The remarks come as Trump and Vance push an economic-populist platform that critics, including German historian Christina Morina, describe as having “almost socialist traits.” Morina, who spent a year in the United States, told the *Handelsblatt* that American democracy is now more imperilled than Germany’s, though she still expects the Trump era to end soon .
Vance’s comments also intersect with a broader conservative critique of Pope Leo XIV’s forthcoming revision of the Catholic Church’s just-war doctrine. The Pope’s move, reported by *Politico Europe*, has drawn early fire from Trump-aligned figures who question the pontiff’s theological credentials. Vance himself has previously challenged the framework, arguing in his 2023 memoir *Communion* that the Church should not “lecture” secular leaders on war ethics—a line that some outlets have mischaracterised as a direct papal rebuke .
The White House has not issued an official response to Vance’s Watergate remarks, but the episode underscores the administration’s combative stance toward historical norms.

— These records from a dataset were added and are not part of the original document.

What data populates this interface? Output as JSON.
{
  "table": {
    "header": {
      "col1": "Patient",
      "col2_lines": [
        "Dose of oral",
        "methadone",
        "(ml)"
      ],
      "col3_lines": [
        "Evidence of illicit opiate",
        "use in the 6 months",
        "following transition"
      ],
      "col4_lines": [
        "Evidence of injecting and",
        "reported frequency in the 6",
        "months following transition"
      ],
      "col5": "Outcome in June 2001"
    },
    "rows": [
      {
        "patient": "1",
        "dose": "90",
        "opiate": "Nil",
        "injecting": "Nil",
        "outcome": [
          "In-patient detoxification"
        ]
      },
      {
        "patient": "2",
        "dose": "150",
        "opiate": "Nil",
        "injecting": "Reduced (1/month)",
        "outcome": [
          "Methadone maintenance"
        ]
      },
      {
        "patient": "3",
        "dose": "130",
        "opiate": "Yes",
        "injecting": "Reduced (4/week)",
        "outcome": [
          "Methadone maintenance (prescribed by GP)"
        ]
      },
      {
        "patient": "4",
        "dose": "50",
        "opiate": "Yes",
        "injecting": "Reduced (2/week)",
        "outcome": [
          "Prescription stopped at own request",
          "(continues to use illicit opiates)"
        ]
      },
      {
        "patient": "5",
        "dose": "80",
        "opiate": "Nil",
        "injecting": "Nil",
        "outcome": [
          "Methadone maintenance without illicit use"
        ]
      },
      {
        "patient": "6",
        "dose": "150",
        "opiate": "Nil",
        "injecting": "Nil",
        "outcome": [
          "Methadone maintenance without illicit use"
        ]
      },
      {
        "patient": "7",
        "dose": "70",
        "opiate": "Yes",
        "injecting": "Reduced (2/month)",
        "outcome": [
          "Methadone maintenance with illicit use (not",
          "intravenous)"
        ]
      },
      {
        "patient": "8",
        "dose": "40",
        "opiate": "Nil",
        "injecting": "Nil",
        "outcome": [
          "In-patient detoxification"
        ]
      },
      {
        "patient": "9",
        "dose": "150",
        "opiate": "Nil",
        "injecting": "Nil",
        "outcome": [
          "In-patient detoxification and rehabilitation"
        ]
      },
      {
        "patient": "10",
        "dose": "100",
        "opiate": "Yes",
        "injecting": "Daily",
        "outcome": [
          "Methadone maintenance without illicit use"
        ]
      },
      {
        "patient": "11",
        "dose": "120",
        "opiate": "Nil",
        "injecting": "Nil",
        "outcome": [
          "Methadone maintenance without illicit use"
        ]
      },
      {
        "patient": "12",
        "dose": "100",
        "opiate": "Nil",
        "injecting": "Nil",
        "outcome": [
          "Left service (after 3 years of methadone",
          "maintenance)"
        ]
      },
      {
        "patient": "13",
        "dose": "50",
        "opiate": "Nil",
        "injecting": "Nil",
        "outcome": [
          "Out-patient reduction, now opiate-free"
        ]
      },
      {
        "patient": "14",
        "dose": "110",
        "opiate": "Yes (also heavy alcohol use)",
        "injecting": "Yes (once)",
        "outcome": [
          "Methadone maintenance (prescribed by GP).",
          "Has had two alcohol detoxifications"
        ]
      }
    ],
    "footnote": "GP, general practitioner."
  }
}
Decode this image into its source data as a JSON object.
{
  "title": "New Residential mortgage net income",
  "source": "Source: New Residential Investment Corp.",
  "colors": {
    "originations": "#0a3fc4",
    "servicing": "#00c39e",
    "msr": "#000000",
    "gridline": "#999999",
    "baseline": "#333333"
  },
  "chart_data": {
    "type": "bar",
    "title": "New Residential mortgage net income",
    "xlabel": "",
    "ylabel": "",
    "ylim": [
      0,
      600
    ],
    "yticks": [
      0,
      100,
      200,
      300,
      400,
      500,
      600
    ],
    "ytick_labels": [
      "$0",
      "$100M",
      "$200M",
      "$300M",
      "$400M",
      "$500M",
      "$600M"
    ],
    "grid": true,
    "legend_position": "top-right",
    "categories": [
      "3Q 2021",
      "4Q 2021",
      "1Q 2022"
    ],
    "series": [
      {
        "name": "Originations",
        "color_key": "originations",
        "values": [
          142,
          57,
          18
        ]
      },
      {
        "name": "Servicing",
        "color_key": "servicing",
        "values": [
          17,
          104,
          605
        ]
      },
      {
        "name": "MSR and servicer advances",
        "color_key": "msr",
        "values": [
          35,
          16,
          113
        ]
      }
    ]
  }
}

In a separate development, *Financial Times* columnist Edward Luce, reviewing Maggie Haberman and Jonathan Swan’s forthcoming chronicle of Trump’s second term, describes a presidency governed by instinct rather than institutional guardrails .
Across the Atlantic, European diplomats are privately debating whether the Trump-Vance agenda will outlast the current electoral cycle. Morina, however, cautions that the coalition’s durability remains uncertain, even as polls show Trump’s approval rating holding steady at roughly 42 %.